With its team and financing in place, Damora is not wasting time. The company has laid out an aggressive timeline that aims to rapidly translate its preclinical promise into clinical data. The first regulatory submission to enable a global Phase 1/1b trial for its lead asset, DMR-001, is slated for mid-2026. The trial itself is designed for speed, using an adaptive Bayesian design to quickly identify the right dose and begin generating data in both ET and MF patients by mid-2027.

If successful, this rapid progression could see the initiation of a pivotal Phase 3 study as early as mid-2028. The company's strategy explicitly acknowledges a competitive landscape, with Jarrett noting the goal is to “maintain or reduce the time to market entry following the current mutCALR leader.”

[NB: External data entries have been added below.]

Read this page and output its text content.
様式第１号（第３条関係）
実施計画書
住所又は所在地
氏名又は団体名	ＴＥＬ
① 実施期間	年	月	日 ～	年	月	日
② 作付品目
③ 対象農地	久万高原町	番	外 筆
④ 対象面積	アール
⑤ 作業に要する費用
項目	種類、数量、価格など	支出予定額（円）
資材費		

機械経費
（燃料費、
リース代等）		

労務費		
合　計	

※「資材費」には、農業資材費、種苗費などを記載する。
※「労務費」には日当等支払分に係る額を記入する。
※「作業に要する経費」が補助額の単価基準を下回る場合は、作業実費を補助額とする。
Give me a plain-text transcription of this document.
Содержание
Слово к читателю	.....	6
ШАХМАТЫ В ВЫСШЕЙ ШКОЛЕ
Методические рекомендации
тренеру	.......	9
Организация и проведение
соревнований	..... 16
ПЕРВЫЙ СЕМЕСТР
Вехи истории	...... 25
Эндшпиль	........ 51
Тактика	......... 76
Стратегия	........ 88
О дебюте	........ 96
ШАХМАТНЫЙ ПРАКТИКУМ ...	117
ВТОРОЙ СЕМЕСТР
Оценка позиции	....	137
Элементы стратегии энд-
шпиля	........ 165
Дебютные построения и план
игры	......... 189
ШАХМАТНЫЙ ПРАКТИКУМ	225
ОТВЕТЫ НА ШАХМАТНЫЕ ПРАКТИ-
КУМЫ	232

This accelerated plan is reflected in the company's financials. Research and development expenses soared to $23.8 million in the first quarter of 2026, a dramatic increase from just $0.7 million in the same period last year. Similarly, general and administrative costs rose to $7.0 million from $1.9 million. While this led to a net loss of $27.8 million for the quarter, the spending is a direct and necessary consequence of scaling up manufacturing, preclinical studies, and the corporate infrastructure required to drive its ambitious clinical programs forward.